(Par Isidore KWANDJA NGEMBO)
Le XXe Sommet de la Francophonie qui se tiendra au Cambodge l’année prochaine sera électif. L’actuelle secrétaire générale, Madame Louise Mushikiwabo, finit son deuxième et dernier mandat à la fin de l’année prochaine. La désignation du nouveau secrétaire général de la Francophonie sera un moment fort de ce Sommet. Le choix se fait par les chefs d’État et de gouvernement des pays membres de l’Organisation Internationale de la Francophonie (OIF), à huis clos, par consensus ou, en cas de désaccord, par vote. Conformément à l’Annexe I, point 2 du Règlement unique des instances de la Francophonie : « La Conférence ministérielle de la Francophonie ordinaire se tenant l’année précédant un Sommet électif, lance un appel à candidature pour pourvoir au poste de secrétaire général et fixe une date limite de dépôt des candidatures qui ne peut être inférieur à six (6) mois avant le Sommet électif. »

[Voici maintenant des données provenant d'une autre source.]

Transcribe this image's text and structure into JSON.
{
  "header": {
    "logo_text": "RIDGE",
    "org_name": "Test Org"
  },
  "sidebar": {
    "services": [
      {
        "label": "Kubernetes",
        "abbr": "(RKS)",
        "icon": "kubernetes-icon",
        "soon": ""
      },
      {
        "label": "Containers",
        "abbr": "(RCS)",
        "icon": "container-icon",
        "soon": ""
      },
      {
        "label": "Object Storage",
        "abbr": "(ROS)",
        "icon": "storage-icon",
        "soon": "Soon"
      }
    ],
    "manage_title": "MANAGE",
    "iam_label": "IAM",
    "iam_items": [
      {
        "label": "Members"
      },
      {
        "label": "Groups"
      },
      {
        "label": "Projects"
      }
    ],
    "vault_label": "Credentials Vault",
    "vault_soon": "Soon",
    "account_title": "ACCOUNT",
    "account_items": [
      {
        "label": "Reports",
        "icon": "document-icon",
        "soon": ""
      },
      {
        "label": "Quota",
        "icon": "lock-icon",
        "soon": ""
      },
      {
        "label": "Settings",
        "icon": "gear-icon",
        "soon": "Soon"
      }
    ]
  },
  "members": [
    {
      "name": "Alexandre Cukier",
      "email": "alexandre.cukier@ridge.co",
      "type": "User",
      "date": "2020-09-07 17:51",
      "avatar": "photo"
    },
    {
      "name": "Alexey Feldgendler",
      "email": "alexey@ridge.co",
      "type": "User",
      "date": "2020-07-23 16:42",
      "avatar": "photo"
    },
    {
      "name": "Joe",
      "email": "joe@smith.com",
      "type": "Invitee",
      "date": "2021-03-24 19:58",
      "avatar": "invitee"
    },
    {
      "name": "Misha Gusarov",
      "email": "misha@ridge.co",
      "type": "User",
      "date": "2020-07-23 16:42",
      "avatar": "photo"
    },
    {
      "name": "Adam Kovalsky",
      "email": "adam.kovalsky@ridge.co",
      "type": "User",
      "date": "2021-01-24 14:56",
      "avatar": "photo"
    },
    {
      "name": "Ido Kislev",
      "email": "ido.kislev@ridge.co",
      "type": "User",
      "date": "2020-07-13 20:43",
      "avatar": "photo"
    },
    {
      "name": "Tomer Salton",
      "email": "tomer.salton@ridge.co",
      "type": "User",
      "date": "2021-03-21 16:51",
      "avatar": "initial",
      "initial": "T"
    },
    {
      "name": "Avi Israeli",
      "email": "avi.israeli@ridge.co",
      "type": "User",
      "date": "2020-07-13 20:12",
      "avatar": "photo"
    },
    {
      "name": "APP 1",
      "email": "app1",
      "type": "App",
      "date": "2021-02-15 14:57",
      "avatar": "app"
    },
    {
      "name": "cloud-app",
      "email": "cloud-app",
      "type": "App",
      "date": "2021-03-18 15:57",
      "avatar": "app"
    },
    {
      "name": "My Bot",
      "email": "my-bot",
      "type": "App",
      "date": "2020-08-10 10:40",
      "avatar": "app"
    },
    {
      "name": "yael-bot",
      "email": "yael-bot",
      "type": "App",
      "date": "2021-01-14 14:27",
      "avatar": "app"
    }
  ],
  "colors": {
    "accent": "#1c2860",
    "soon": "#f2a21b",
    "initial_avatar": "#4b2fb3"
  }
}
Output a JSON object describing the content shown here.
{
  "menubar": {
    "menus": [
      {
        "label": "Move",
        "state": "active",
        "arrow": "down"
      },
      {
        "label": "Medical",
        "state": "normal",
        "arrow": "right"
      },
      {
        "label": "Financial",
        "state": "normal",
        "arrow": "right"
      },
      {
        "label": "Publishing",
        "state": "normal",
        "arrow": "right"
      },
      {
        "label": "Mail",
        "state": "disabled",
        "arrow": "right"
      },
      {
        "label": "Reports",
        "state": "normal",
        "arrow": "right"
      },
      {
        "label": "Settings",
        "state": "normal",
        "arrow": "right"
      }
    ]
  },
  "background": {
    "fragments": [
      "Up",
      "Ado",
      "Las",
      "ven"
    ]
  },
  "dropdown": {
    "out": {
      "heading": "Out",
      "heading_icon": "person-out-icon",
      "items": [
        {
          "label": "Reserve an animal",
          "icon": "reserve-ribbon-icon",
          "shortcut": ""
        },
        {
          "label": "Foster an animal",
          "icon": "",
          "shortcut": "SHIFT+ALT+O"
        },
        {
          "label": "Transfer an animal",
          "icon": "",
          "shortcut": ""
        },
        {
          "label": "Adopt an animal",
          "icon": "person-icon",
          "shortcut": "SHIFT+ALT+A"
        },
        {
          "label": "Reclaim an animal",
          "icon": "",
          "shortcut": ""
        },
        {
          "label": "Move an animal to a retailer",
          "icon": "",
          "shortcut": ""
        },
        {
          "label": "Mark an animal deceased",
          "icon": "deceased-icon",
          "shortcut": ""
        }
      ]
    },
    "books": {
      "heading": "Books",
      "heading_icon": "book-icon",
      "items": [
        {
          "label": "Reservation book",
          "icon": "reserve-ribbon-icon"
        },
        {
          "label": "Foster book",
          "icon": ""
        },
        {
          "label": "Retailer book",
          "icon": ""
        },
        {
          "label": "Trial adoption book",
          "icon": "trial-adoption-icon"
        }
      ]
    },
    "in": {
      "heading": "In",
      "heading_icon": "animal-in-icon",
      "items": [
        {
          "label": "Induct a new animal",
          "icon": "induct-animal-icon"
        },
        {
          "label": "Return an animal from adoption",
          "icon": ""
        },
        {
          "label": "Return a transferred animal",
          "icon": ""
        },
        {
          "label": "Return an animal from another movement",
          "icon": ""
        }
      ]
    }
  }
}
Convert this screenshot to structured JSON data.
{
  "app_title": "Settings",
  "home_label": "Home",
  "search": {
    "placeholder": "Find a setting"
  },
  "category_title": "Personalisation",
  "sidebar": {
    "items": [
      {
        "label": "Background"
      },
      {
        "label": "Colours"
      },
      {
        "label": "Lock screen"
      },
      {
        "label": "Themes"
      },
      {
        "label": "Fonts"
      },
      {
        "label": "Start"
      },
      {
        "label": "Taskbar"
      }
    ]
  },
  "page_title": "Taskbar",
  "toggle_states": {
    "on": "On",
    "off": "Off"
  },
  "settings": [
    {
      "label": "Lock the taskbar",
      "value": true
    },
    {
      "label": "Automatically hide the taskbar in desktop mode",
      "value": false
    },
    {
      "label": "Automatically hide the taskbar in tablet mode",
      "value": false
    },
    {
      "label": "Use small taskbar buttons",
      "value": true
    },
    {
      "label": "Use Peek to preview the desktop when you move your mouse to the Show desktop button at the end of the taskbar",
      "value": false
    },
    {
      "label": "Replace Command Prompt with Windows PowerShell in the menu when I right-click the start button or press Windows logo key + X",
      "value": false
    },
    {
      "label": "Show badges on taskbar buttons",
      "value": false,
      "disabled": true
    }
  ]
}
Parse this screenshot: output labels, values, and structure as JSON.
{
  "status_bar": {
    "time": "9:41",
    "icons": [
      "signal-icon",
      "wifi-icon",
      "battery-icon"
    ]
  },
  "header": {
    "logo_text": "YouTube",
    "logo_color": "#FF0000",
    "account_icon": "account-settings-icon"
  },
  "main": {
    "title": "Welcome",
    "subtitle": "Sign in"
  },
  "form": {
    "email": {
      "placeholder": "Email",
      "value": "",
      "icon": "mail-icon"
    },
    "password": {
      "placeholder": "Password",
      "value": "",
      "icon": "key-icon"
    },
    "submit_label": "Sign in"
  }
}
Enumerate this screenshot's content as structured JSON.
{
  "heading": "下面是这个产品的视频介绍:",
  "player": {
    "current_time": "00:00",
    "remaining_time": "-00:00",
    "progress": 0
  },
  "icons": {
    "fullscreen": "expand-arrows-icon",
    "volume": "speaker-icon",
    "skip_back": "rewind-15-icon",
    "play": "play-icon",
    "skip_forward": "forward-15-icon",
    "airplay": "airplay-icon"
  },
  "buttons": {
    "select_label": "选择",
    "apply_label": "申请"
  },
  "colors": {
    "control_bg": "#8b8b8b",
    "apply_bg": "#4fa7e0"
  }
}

La prochaine Conférence ministérielle de la Francophonie (CMF) ordinaire, précédant le XXe Sommet électif qui se tiendra au Cambodge en 2026, est prévue en novembre 2025 à Kigali au Rwanda. La RDC a déjà exprimé son intention de ne pas y participer si cette 46e CMF n’est pas délocalisée dans un autre pays : « organiser la Conférence ministérielle de la Francophonie à Kigali constituerait une caution tacite de l’agression du Rwanda contre la RDC et une transgression des valeurs portées par la Francophonie », dixit la ministre déléguée de la RDC en charge de la Francophonie.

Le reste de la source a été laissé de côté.